Directly across my house is a nursery. Every day, the place bustled with the noise of parents’ cars filling the parking lot. I was used to that noise. However, just a thousand feet away was a different nursery. It always seemed to be empty. It’s probably not true, but I thought it had been abandoned.

 

But through a dirt trail in the forest, I accidentally stumbled into the nursery’s backyard.  Barbie dolls laying in their houses, caked in dust. A large dreamcatcher with ribbons tied to it. An oversized iridescent oyster shell sitting on a flight of stairs. A toy waterfall set, too filled with sand to have been deposited by the wind alone. A clothesline hung with crayon drawings that I stared at for a very long time, struggling to understand what each was trying to say.

 

I thought this place was dead. To the casual onlooker, it probably looked that way.

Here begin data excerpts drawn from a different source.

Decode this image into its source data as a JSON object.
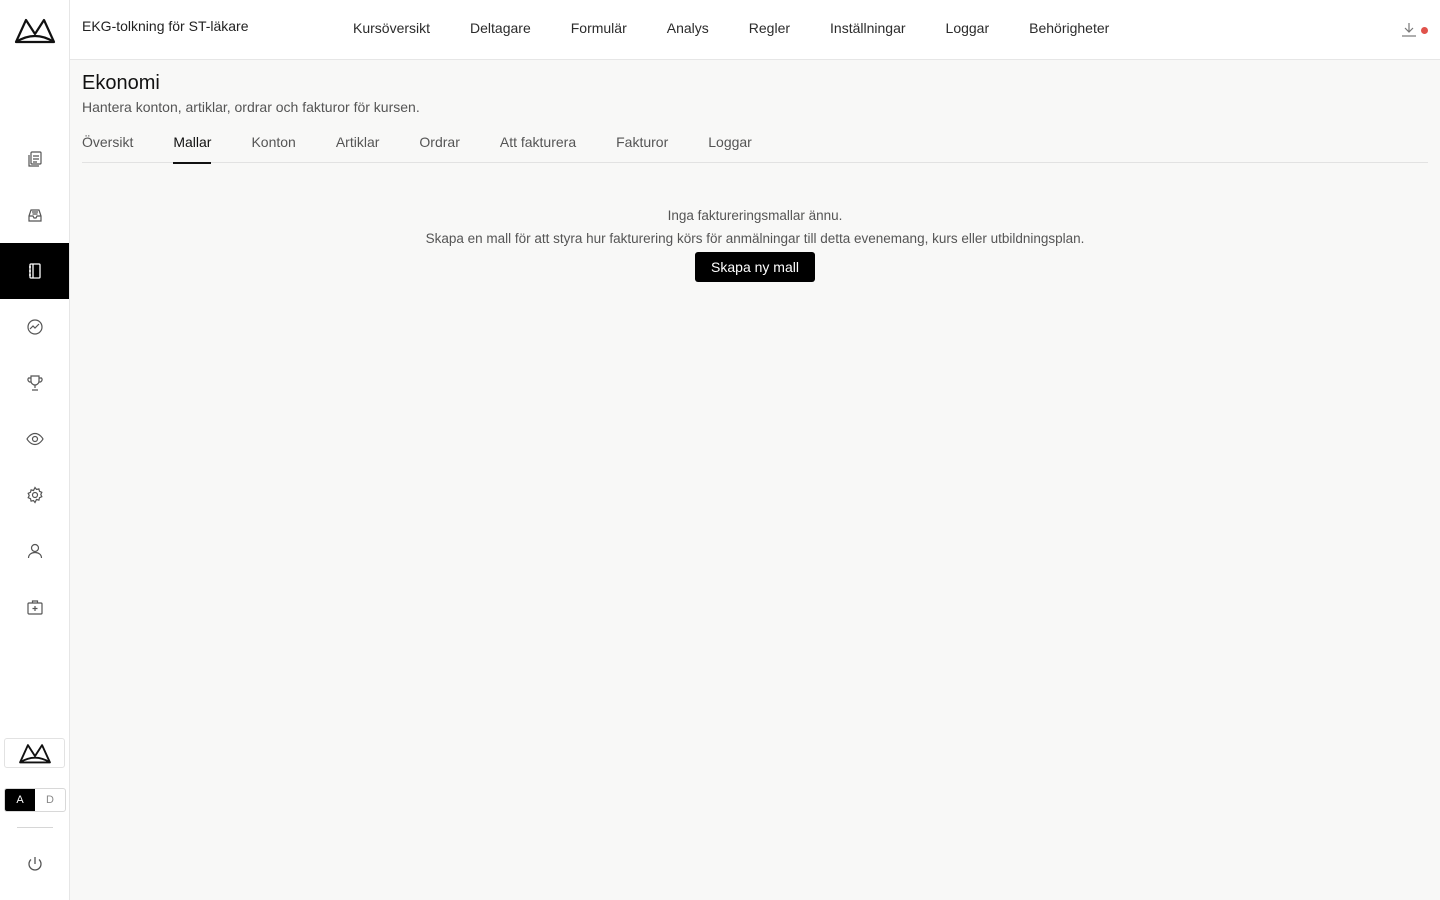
{
  "app": {
    "course_title": "EKG-tolkning för ST-läkare"
  },
  "topnav": {
    "items": [
      "Kursöversikt",
      "Deltagare",
      "Formulär",
      "Analys",
      "Regler",
      "Inställningar",
      "Loggar",
      "Behörigheter"
    ]
  },
  "sidebar": {
    "items": [
      {
        "icon": "documents-icon",
        "active": false
      },
      {
        "icon": "inbox-icon",
        "active": false
      },
      {
        "icon": "ledger-icon",
        "active": true
      },
      {
        "icon": "analytics-icon",
        "active": false
      },
      {
        "icon": "trophy-icon",
        "active": false
      },
      {
        "icon": "eye-icon",
        "active": false
      },
      {
        "icon": "gear-icon",
        "active": false
      },
      {
        "icon": "user-icon",
        "active": false
      },
      {
        "icon": "medical-kit-icon",
        "active": false
      }
    ],
    "toggle": {
      "a": "A",
      "d": "D",
      "selected": "A"
    }
  },
  "page": {
    "title": "Ekonomi",
    "subtitle": "Hantera konton, artiklar, ordrar och fakturor för kursen.",
    "tabs": [
      "Översikt",
      "Mallar",
      "Konton",
      "Artiklar",
      "Ordrar",
      "Att fakturera",
      "Fakturor",
      "Loggar"
    ],
    "active_tab": "Mallar"
  },
  "empty_state": {
    "title": "Inga faktureringsmallar ännu.",
    "description": "Skapa en mall för att styra hur fakturering körs för anmälningar till detta evenemang, kurs eller utbildningsplan.",
    "button_label": "Skapa ny mall"
  },
  "colors": {
    "accent": "#000000",
    "notification": "#e0524b",
    "background": "#f8f8f7"
  }
}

But I understood for the first time that this was a lived-in place, where little kids tied little ribbons and scrawled with crayons and shoveled up sand where it didn’t belong. And after all of this time … it was still here.

 

This was my ruin. That day, when I thought I wanted to be alone, it found me. And it will find me again. Because even if the nursery truly closes and bulldozers come to tear it down, it will still be there. Because the longest-lasting form of preservation, longer than any physical restoration, is memory and art.

 

I returned home, comforted by the new people I got to meet. And all was well.